A Ferris wheel is a vertical, circular amusement ride. Riders sit on seats that swivel to remain horizontal as the wheel turns. The wheel has a radius $\mathit{R}$ and rotates at a constant rate, going around once in a time$\mathit{T}$. At the bottom of the ride, what are the magnitude and direction of the force exerted by the seat on a rider of mass $\mathit{m}$? Include a diagram of the forces on the rider.

Short answer

The force exerted by the seat is$m\left[\frac{4{\pi }^{2}R}{T^2}+g\right]$

Step-by-step solution

Identification of the given data

The wheel has a radius $R$and rotates at a constant rate, going around once in a time $T$.

Definition of force

A force is a push or pull on an object because of the interaction of the thing with another object. Every time two things interact, a force is exerted on each of them. The acted force may be of attraction or repulsion. The two items no longer feel the force after the interaction ends

Determining the magnitude and direction of force

The net force on an object is equal to the rate of change of momentum and can be written as the sum of two components.

The parallel rate of change of momentum${\frac{d\overrightarrow{p}}{dt}}_{\left|\right|}$and the perpendicular rate of change of momentum${\frac{d\overrightarrow{p}}{dt}}_{\perp }$are the two elements that we are concerned with.

So, the net force $F_{net}$ on the object is given by,

$$\begin{gathered} F_{net}=\frac{d\overrightarrow{p}}{dt} \\ ={\frac{d\overrightarrow{p}}{dt}}_{\left|\right|}+{\frac{d\overrightarrow{p}}{dt}}_{\perp } \end{gathered}$$

The rock's speed is affected by the parallel rate of change of momentum and given the speed is constant, therefore, the parallel rate is zero, and it equals the size of the momentum rate change.

${\frac{d\overrightarrow{p}}{dt}}_{\left|\right|}=0$

As a result, the rate change here is the direction change owing to the perpendicular rate of change.

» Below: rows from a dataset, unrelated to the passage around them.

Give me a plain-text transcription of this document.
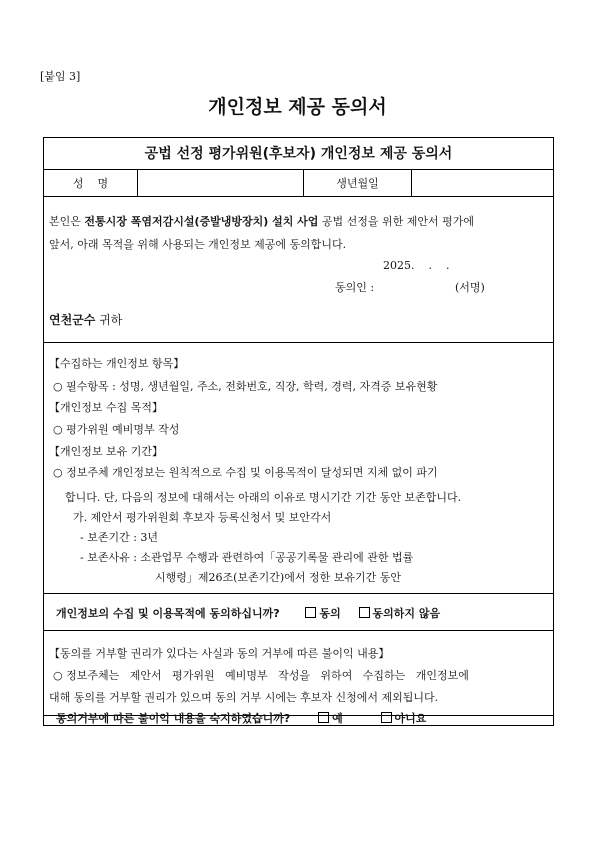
[붙임 3]
개인정보 제공 동의서
공법 선정 평가위원(후보자) 개인정보 제공 동의서
성    명	생년월일
본인은 전통시장 폭염저감시설(증발냉방장치) 설치 사업 공법 선정을 위한 제안서 평가에
앞서, 아래 목적을 위해 사용되는 개인정보 제공에 동의합니다.
2025.    .    .
동의인 :	(서명)
연천군수 귀하
【수집하는 개인정보 항목】
○ 필수항목 : 성명, 생년월일, 주소, 전화번호, 직장, 학력, 경력, 자격증 보유현황
【개인정보 수집 목적】
○ 평가위원 예비명부 작성
【개인정보 보유 기간】
○ 정보주체 개인정보는 원칙적으로 수집 및 이용목적이 달성되면 지체 없이 파기
합니다. 단, 다음의 정보에 대해서는 아래의 이유로 명시기간 기간 동안 보존합니다.
가. 제안서 평가위원회 후보자 등록신청서 및 보안각서
- 보존기간 : 3년
- 보존사유 : 소관업무 수행과 관련하여「공공기록물 관리에 관한 법률
시행령」제26조(보존기간)에서 정한 보유기간 동안
개인정보의 수집 및 이용목적에 동의하십니까?	동의	동의하지 않음
【동의를 거부할 권리가 있다는 사실과 동의 거부에 따른 불이익 내용】
○ 정보주체는   제안서   평가위원   예비명부   작성을   위하여   수집하는   개인정보에
대해 동의를 거부할 권리가 있으며 동의 거부 시에는 후보자 신청에서 제외됩니다.
동의거부에 따른 불이익 내용을 숙지하였습니까?	예	아니요
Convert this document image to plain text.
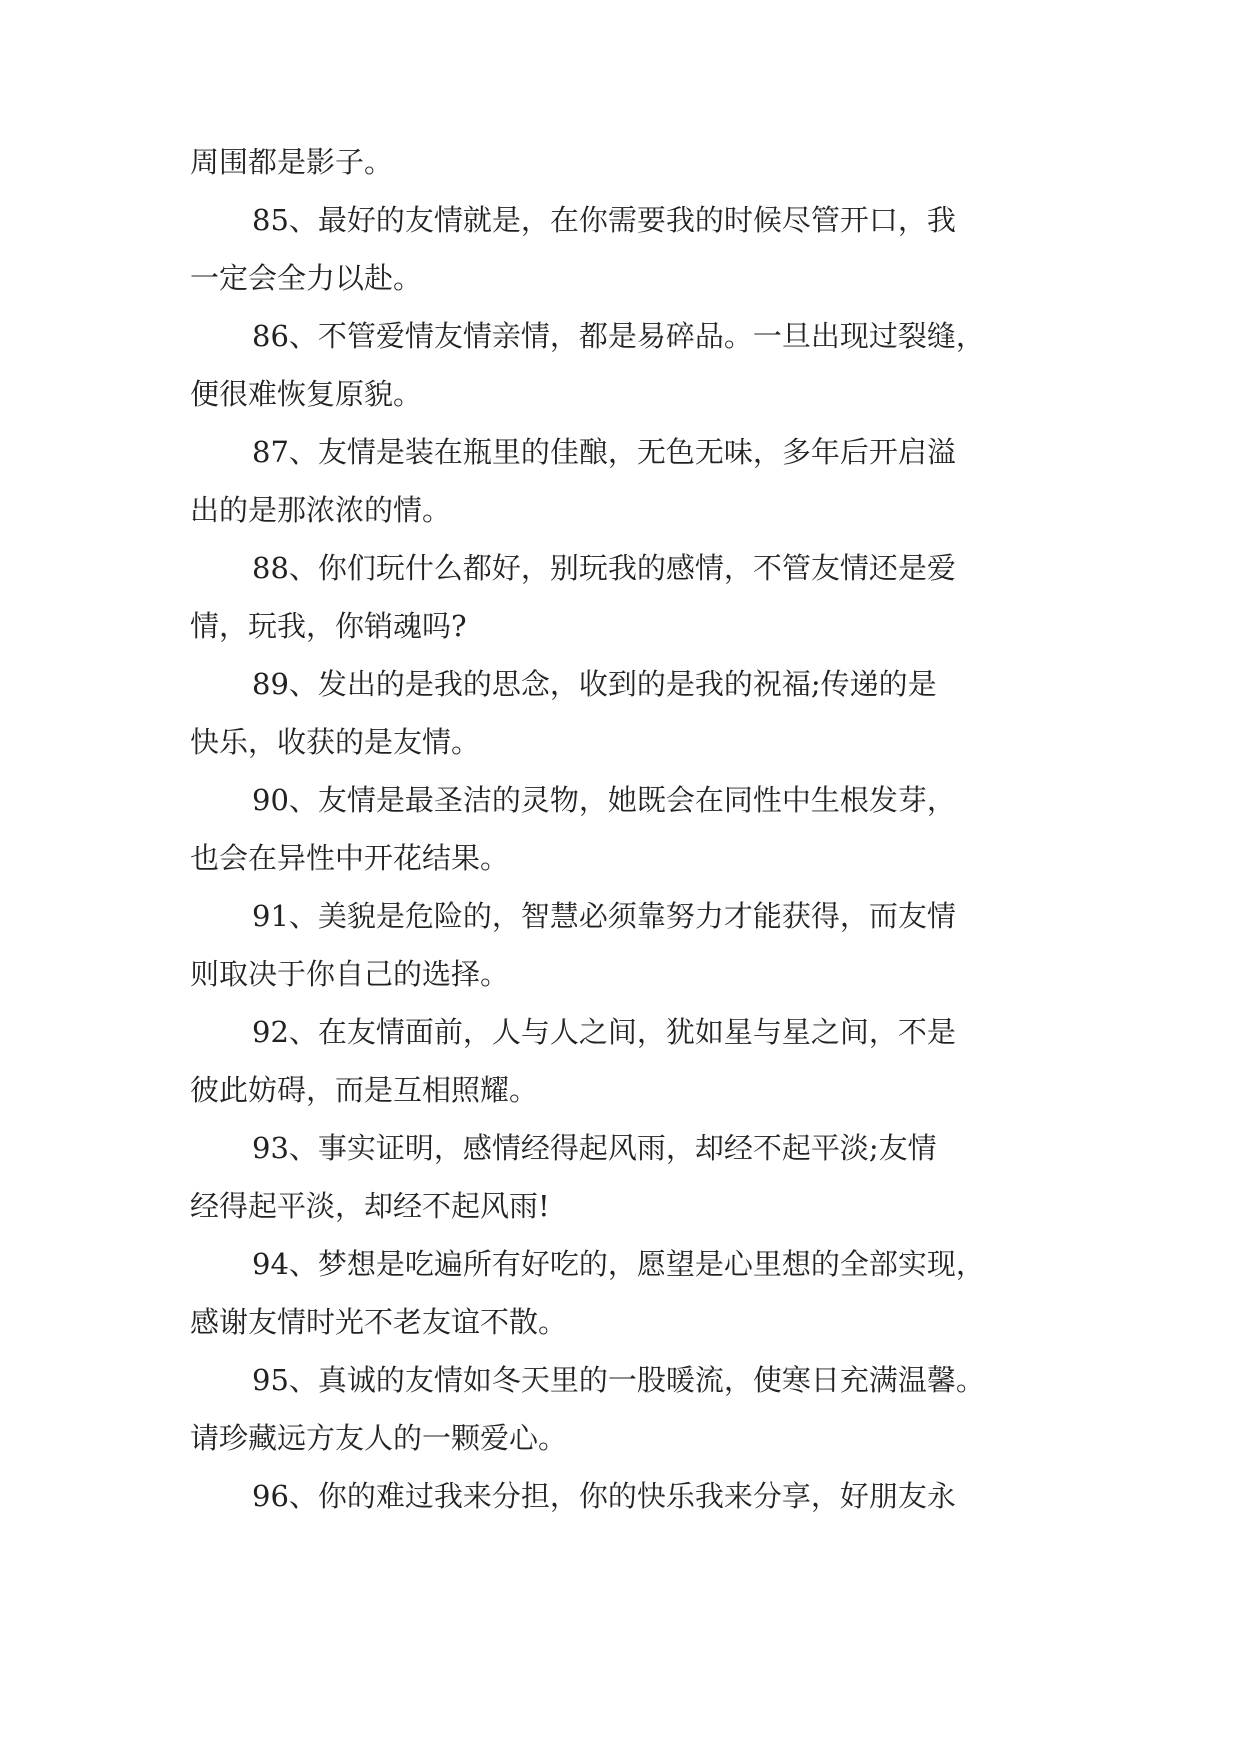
周围都是影子。

85、最好的友情就是，在你需要我的时候尽管开口，我

一定会全力以赴。

86、不管爱情友情亲情，都是易碎品。一旦出现过裂缝，

便很难恢复原貌。

87、友情是装在瓶里的佳酿，无色无味，多年后开启溢

出的是那浓浓的情。

88、你们玩什么都好，别玩我的感情，不管友情还是爱

情，玩我，你销魂吗?

89、发出的是我的思念，收到的是我的祝福;传递的是

快乐，收获的是友情。

90、友情是最圣洁的灵物，她既会在同性中生根发芽，

也会在异性中开花结果。

91、美貌是危险的，智慧必须靠努力才能获得，而友情

则取决于你自己的选择。

92、在友情面前，人与人之间，犹如星与星之间，不是

彼此妨碍，而是互相照耀。

93、事实证明，感情经得起风雨，却经不起平淡;友情

经得起平淡，却经不起风雨!

94、梦想是吃遍所有好吃的，愿望是心里想的全部实现，

感谢友情时光不老友谊不散。

95、真诚的友情如冬天里的一股暖流，使寒日充满温馨。

请珍藏远方友人的一颗爱心。

96、你的难过我来分担，你的快乐我来分享，好朋友永
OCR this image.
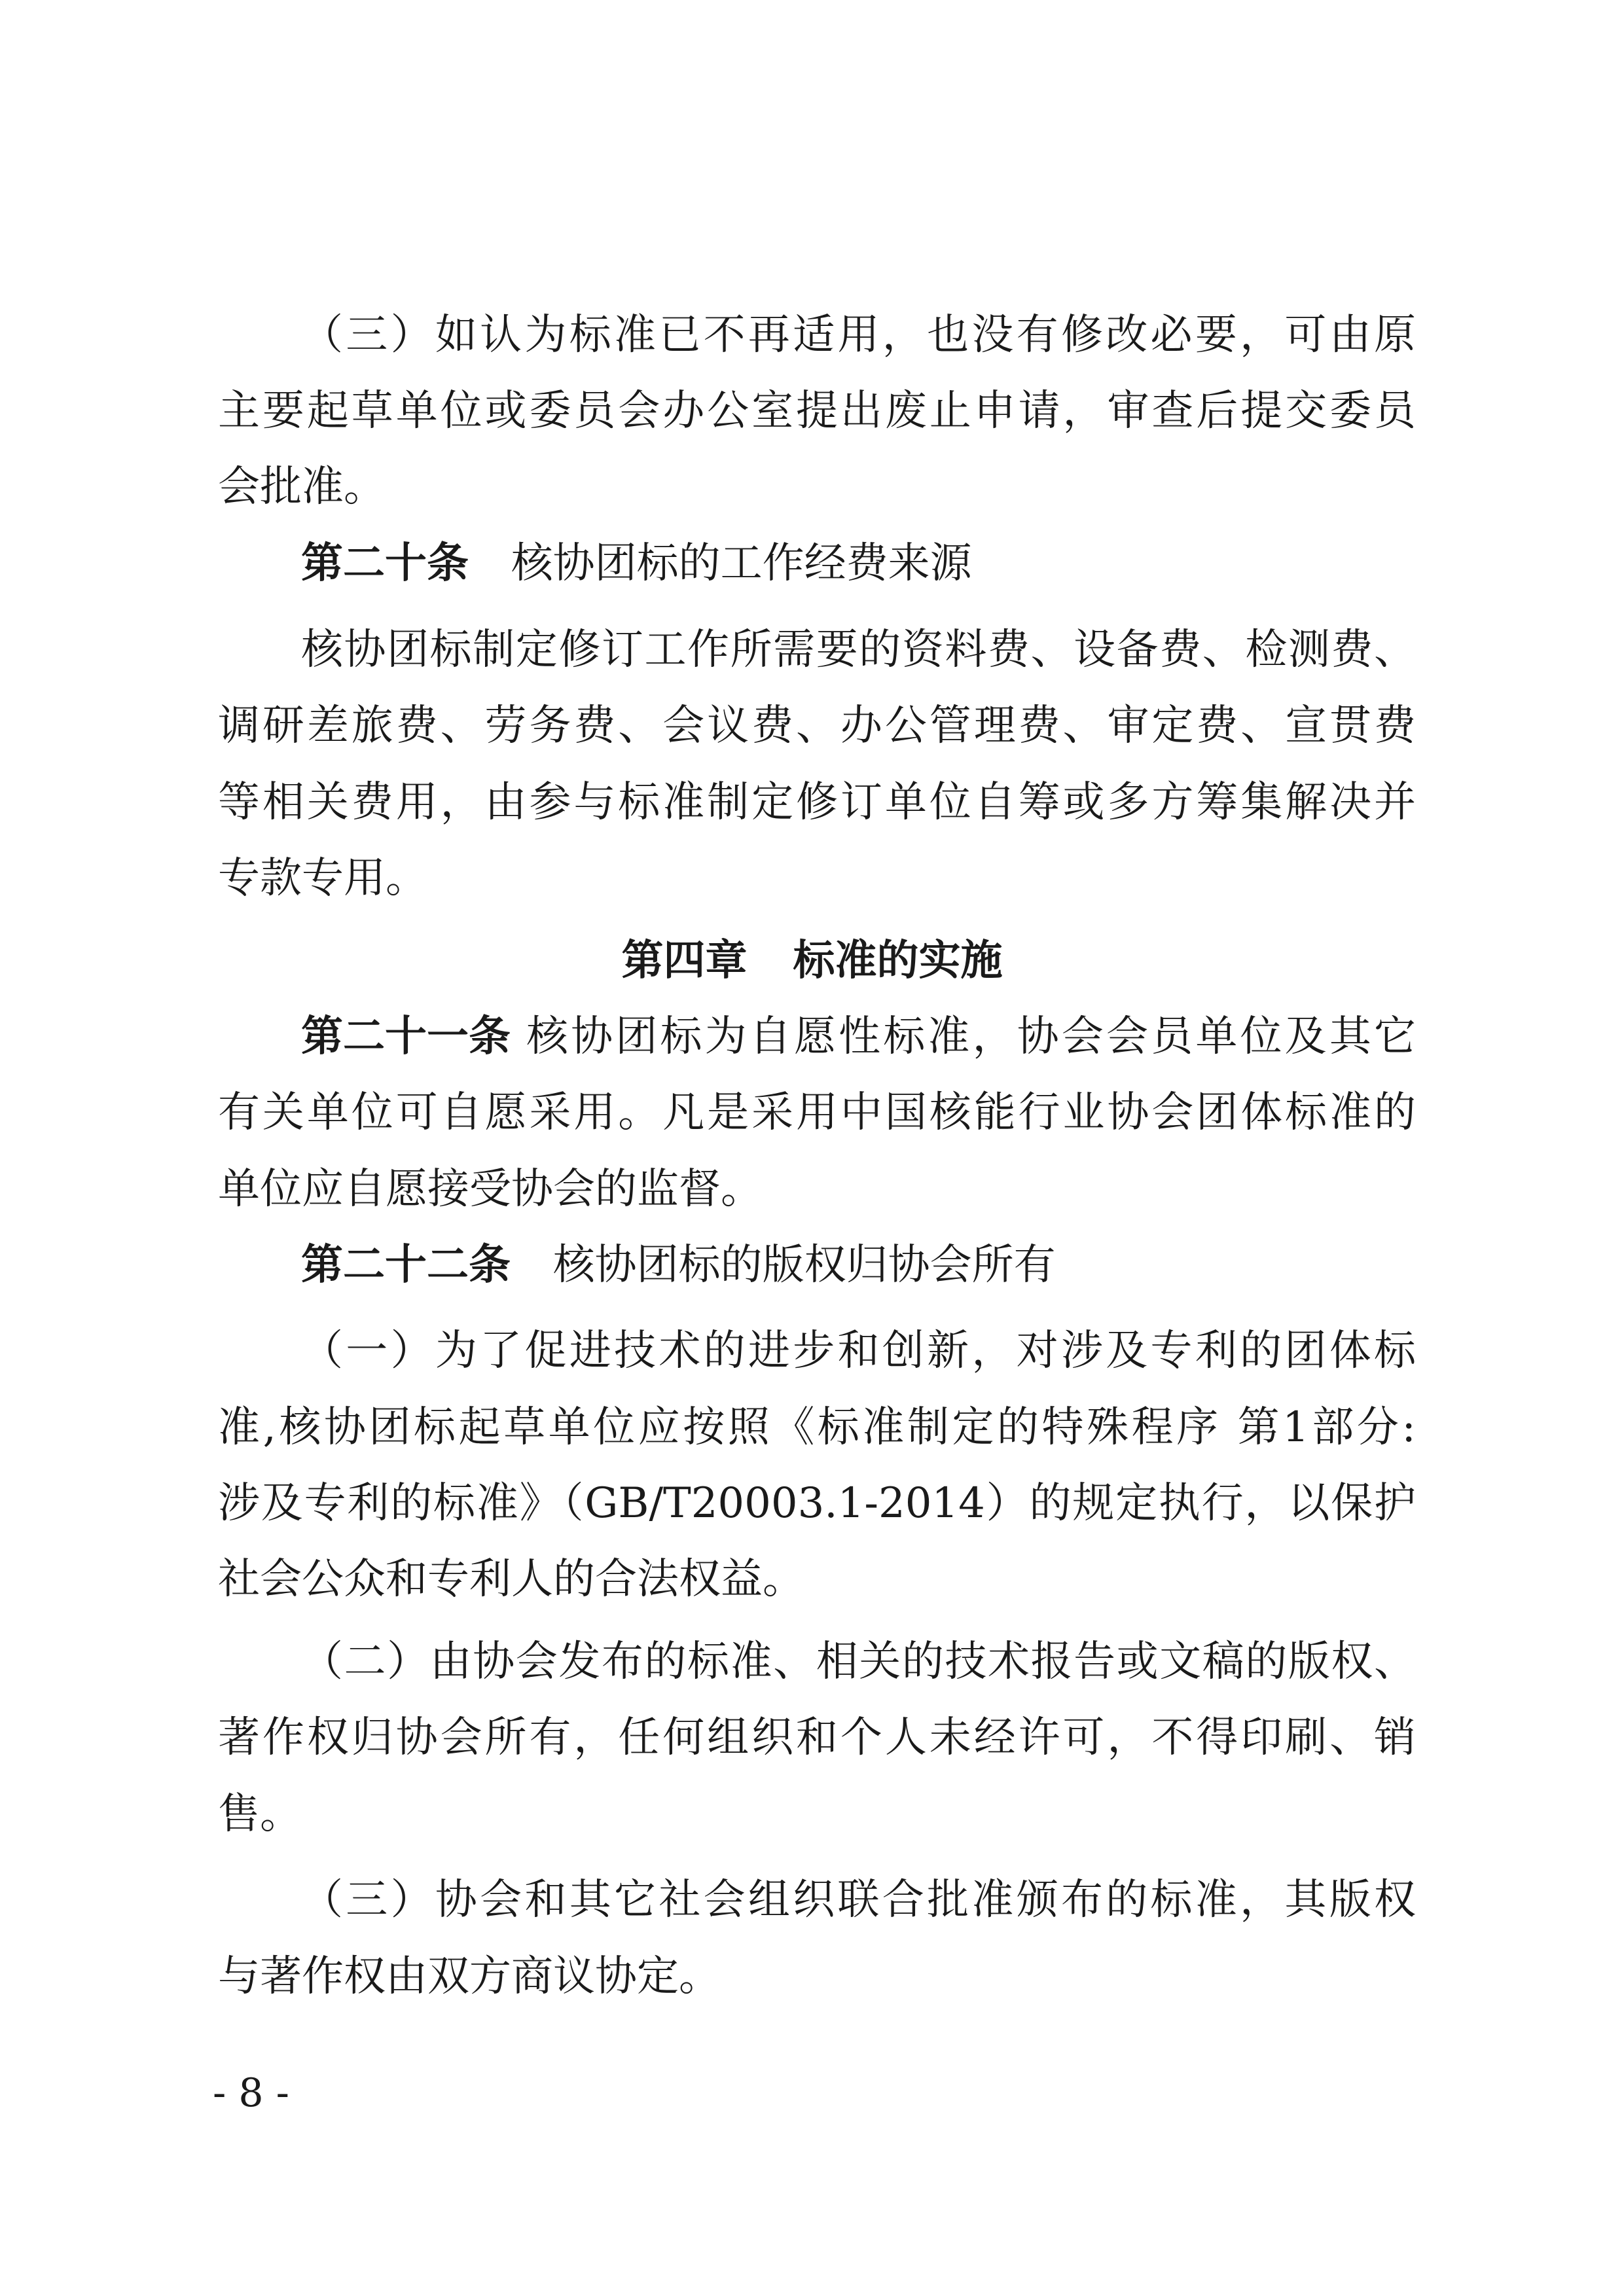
（三）如认为标准已不再适用，也没有修改必要，可由原
主要起草单位或委员会办公室提出废止申请，审查后提交委员
会批准。
第二十条 核协团标的工作经费来源
核协团标制定修订工作所需要的资料费、设备费、检测费、
调研差旅费、劳务费、会议费、办公管理费、审定费、宣贯费
等相关费用，由参与标准制定修订单位自筹或多方筹集解决并
专款专用。
第四章 标准的实施
第二十一条 核协团标为自愿性标准，协会会员单位及其它
有关单位可自愿采用。凡是采用中国核能行业协会团体标准的
单位应自愿接受协会的监督。
第二十二条 核协团标的版权归协会所有
（一）为了促进技术的进步和创新，对涉及专利的团体标
准,核协团标起草单位应按照《标准制定的特殊程序 第1部分:
涉及专利的标准》（GB/T20003.1-2014）的规定执行，以保护
社会公众和专利人的合法权益。
（二）由协会发布的标准、相关的技术报告或文稿的版权、
著作权归协会所有，任何组织和个人未经许可，不得印刷、销
售。
（三）协会和其它社会组织联合批准颁布的标准，其版权
与著作权由双方商议协定。
- 8 -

At speeds far slower than the speed of light, the net force applied on the rider equals the rate change of momentum, and the magnitude of the perpendicular rate change is given by,

$$\begin{gathered} F_{net}={\frac{d\overrightarrow{p}}{dt}}_{\perp } \\ =\frac{m{v}^2}{R} \end{gathered}$$

Also, the rider is under two forces, the force exerted by the seat where its direction is upward$F_N$, and his weight mg and it is downward as shown in the free-body diagram below, so the net force of both forces is:

_{$F_{net}=F_N-mg$,}

Where the negative sign is due to the opposite direction of the forces.

Therefore,

$$\begin{gathered} F_N-mg=\frac{m{v}^2}{R} \\ {F}_N=\frac{m{v}^2}{R}+mg \end{gathered}$$

The speed is the change in the distance with time. So, it is given by

$v=\frac{d}{T}$

The circumference is given by

$2\pi R$

Where, R is the radius of the circle.

So, the distance where the engineer travel is:

$d=2\pi R$

Therefore,

$v=\frac{2\pi R}{t}$

Now, put the expression for$\nu$to get a relationship

$$\begin{gathered} F_N=\frac{m{v}^2}{R}+mg \\ =\frac{m}{R}{\left[\frac{2\pi R}{T}\right]}^2+mg \\ =m\left[\frac{4{\pi }^{2}R}{T^2}+g\right] \end{gathered}$$

Thus, the force exerted by the seat is $m\left[\frac{4{\pi }^{2}R}{T^2}+g\right]$.